Digital Identity Trust Framework
The Digital Identity Trust Framework is a regulatory framework that will set out rules for the delivery of digital identity services.
The trust framework will address gaps in regulation and assist the development of trusted, people-centred digital identity services.
The framework applies to service, technology and information providers.
Drafting the Trust Framework Bill
The Digital Identity Trust Framework Bill provides the legal mechanism for establishing the trust framework.
In July 2020, Cabinet agreed to establish the Digital Identity Trust Framework in legislation.
In February 2021, Cabinet approved policy proposals that underpin the Digital Identity Trust Framework, including the establishment of an Accreditation Authority and Governance Board.
The Bill aims to promote the provision of secure and trusted digital identity services that meet essential minimum requirements for security, privacy, identification management and interoperability.
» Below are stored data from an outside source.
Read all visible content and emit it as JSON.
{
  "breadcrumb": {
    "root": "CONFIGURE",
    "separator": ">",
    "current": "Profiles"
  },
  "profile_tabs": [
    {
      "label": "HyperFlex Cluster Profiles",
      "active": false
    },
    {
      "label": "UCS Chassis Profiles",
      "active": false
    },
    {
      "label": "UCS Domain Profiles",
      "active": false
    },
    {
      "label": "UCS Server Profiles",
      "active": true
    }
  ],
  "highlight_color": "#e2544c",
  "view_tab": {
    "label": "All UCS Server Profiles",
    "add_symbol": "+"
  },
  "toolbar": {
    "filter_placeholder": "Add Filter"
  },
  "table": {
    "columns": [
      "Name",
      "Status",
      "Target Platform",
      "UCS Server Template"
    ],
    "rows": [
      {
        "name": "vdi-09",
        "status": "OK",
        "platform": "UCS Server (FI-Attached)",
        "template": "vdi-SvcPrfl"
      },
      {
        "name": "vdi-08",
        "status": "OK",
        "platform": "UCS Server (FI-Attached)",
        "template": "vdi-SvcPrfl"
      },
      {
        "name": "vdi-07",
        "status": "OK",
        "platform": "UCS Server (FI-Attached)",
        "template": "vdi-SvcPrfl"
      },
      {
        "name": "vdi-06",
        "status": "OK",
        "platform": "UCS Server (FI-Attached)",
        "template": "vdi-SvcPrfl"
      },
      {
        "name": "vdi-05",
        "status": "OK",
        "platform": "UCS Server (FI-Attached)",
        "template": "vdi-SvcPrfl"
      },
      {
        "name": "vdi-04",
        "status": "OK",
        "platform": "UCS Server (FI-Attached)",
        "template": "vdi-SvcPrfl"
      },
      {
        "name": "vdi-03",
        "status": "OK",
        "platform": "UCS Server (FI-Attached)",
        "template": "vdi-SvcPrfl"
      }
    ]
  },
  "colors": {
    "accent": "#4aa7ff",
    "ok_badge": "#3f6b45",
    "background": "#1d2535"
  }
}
It also aims to support community resilience and realise the wider benefits of digital identity.
In May 2021, Cabinet released detailed policy information about the Bill’s development.
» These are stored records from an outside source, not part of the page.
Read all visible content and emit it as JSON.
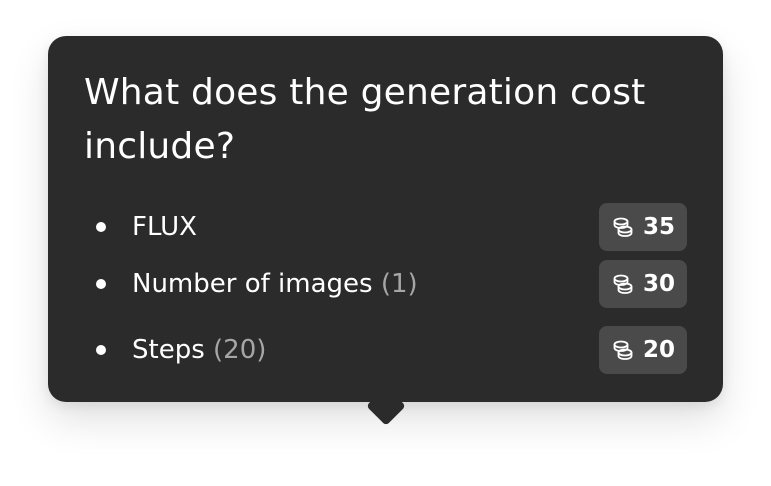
{
  "tooltip": {
    "title": "What does the generation cost include?",
    "items": [
      {
        "label": "FLUX",
        "detail": "",
        "cost": "35",
        "icon": "coins-icon"
      },
      {
        "label": "Number of images ",
        "detail": "(1)",
        "cost": "30",
        "icon": "coins-icon"
      },
      {
        "label": "Steps ",
        "detail": "(20)",
        "cost": "20",
        "icon": "coins-icon"
      }
    ]
  },
  "colors": {
    "background": "#2b2b2b",
    "badge": "#4a4a4a",
    "text": "#ffffff",
    "muted": "#a6a6a6"
  }
}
In September 2021, the Bill was introduced into Parliament, and the proposed new law’s progress through the legislative stages can be tracked via the New Zealand Parliament website.
Digital Identity Services Trust Framework Bill — New Zealand Parliament, Pāramata Aoteoroa
The aims of the Bill
The intention is for the Bill to establish:
- a governance board as a public service authority within a public service department
- an accreditation authority within a public service department
- a liability framework subject to the development of the rules
- the offences and penalties for the Trust Framework
- infringement notices, provided through primary legislation
- the accreditation authority′s ability to recover costs
- a disputes resolution process.
Developing the draft Digital Identity Trust Framework rules
The rules apply minimum requirements across 5 categories:
- Identification management — defining how a user can be identified and authenticated so that they may have access to systems and services.
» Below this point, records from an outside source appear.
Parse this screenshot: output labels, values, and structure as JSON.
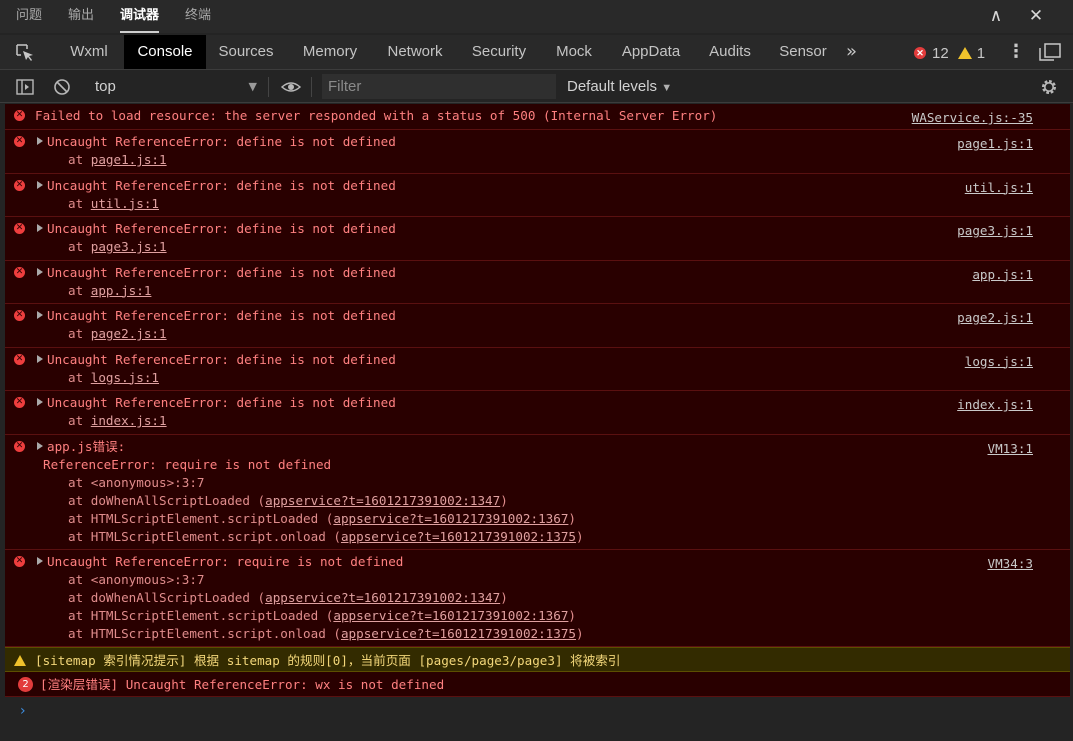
{
  "panel_tabs": [
    "问题",
    "输出",
    "调试器",
    "终端"
  ],
  "panel_active": "调试器",
  "window": {
    "collapse_glyph": "∧",
    "close_glyph": "✕"
  },
  "devtools_tabs": [
    "Wxml",
    "Console",
    "Sources",
    "Memory",
    "Network",
    "Security",
    "Mock",
    "AppData",
    "Audits",
    "Sensor"
  ],
  "devtools_active": "Console",
  "more_tabs_glyph": "»",
  "counts": {
    "errors": "12",
    "warnings": "1"
  },
  "toolbar": {
    "context": "top",
    "filter_placeholder": "Filter",
    "levels": "Default levels"
  },
  "messages": [
    {
      "kind": "plain",
      "text": "Failed to load resource: the server responded with a status of 500 (Internal Server Error)",
      "source": "WAService.js:-35"
    },
    {
      "kind": "ref",
      "text": "Uncaught ReferenceError: define is not defined",
      "frame_at": "at",
      "frame_link": "page1.js:1",
      "source": "page1.js:1"
    },
    {
      "kind": "ref",
      "text": "Uncaught ReferenceError: define is not defined",
      "frame_at": "at",
      "frame_link": "util.js:1",
      "source": "util.js:1"
    },
    {
      "kind": "ref",
      "text": "Uncaught ReferenceError: define is not defined",
      "frame_at": "at",
      "frame_link": "page3.js:1",
      "source": "page3.js:1"
    },
    {
      "kind": "ref",
      "text": "Uncaught ReferenceError: define is not defined",
      "frame_at": "at",
      "frame_link": "app.js:1",
      "source": "app.js:1"
    },
    {
      "kind": "ref",
      "text": "Uncaught ReferenceError: define is not defined",
      "frame_at": "at",
      "frame_link": "page2.js:1",
      "source": "page2.js:1"
    },
    {
      "kind": "ref",
      "text": "Uncaught ReferenceError: define is not defined",
      "frame_at": "at",
      "frame_link": "logs.js:1",
      "source": "logs.js:1"
    },
    {
      "kind": "ref",
      "text": "Uncaught ReferenceError: define is not defined",
      "frame_at": "at",
      "frame_link": "index.js:1",
      "source": "index.js:1"
    }
  ],
  "appjs_error": {
    "title": "app.js错误:",
    "detail": "ReferenceError: require is not defined",
    "source": "VM13:1",
    "frames": [
      {
        "pre": "at <anonymous>:3:7",
        "link": ""
      },
      {
        "pre": "at doWhenAllScriptLoaded (",
        "link": "appservice?t=1601217391002:1347",
        "post": ")"
      },
      {
        "pre": "at HTMLScriptElement.scriptLoaded (",
        "link": "appservice?t=1601217391002:1367",
        "post": ")"
      },
      {
        "pre": "at HTMLScriptElement.script.onload (",
        "link": "appservice?t=1601217391002:1375",
        "post": ")"
      }
    ]
  },
  "require_error": {
    "title": "Uncaught ReferenceError: require is not defined",
    "source": "VM34:3",
    "frames": [
      {
        "pre": "at <anonymous>:3:7",
        "link": ""
      },
      {
        "pre": "at doWhenAllScriptLoaded (",
        "link": "appservice?t=1601217391002:1347",
        "post": ")"
      },
      {
        "pre": "at HTMLScriptElement.scriptLoaded (",
        "link": "appservice?t=1601217391002:1367",
        "post": ")"
      },
      {
        "pre": "at HTMLScriptElement.script.onload (",
        "link": "appservice?t=1601217391002:1375",
        "post": ")"
      }
    ]
  },
  "warning": {
    "text": "[sitemap 索引情况提示] 根据 sitemap 的规则[0]，当前页面 [pages/page3/page3] 将被索引"
  },
  "render_error": {
    "count": "2",
    "text": "[渲染层错误] Uncaught ReferenceError: wx is not defined"
  },
  "prompt_glyph": "›",
  "colors": {
    "error_bg": "#290000",
    "error_text": "#ff8080",
    "warn_bg": "#332b00",
    "accent": "#3d8ee0"
  },
  "icons": [
    "inspect-icon",
    "dock-icon",
    "sidebar-toggle-icon",
    "clear-icon",
    "eye-icon",
    "gear-icon",
    "error-icon",
    "warning-icon",
    "expand-triangle-icon"
  ]
}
- Information and data management — defining how information is administered and determining the use, management, and protection of data.
- Security and risk management — reducing and mitigating risks relating to the creation and sharing of information in a digital manner.
- Privacy requirements — includes the incorporation of requirements under the Privacy Act 2020.
- Sharing and facilitation requirements — includes consideration of the consent and delegation models to be used.
The rules will focus on incorporating existing standards and requirements that need to be met to provide a trusted environment for those operating within the digital identity system.
A development and testing group of public and private membership, and including Māori partners, is providing feedback on initial draft rules.
Te Ao Māori and Te Tiriti o Waitangi perspectives and requirements will be embedded in each category.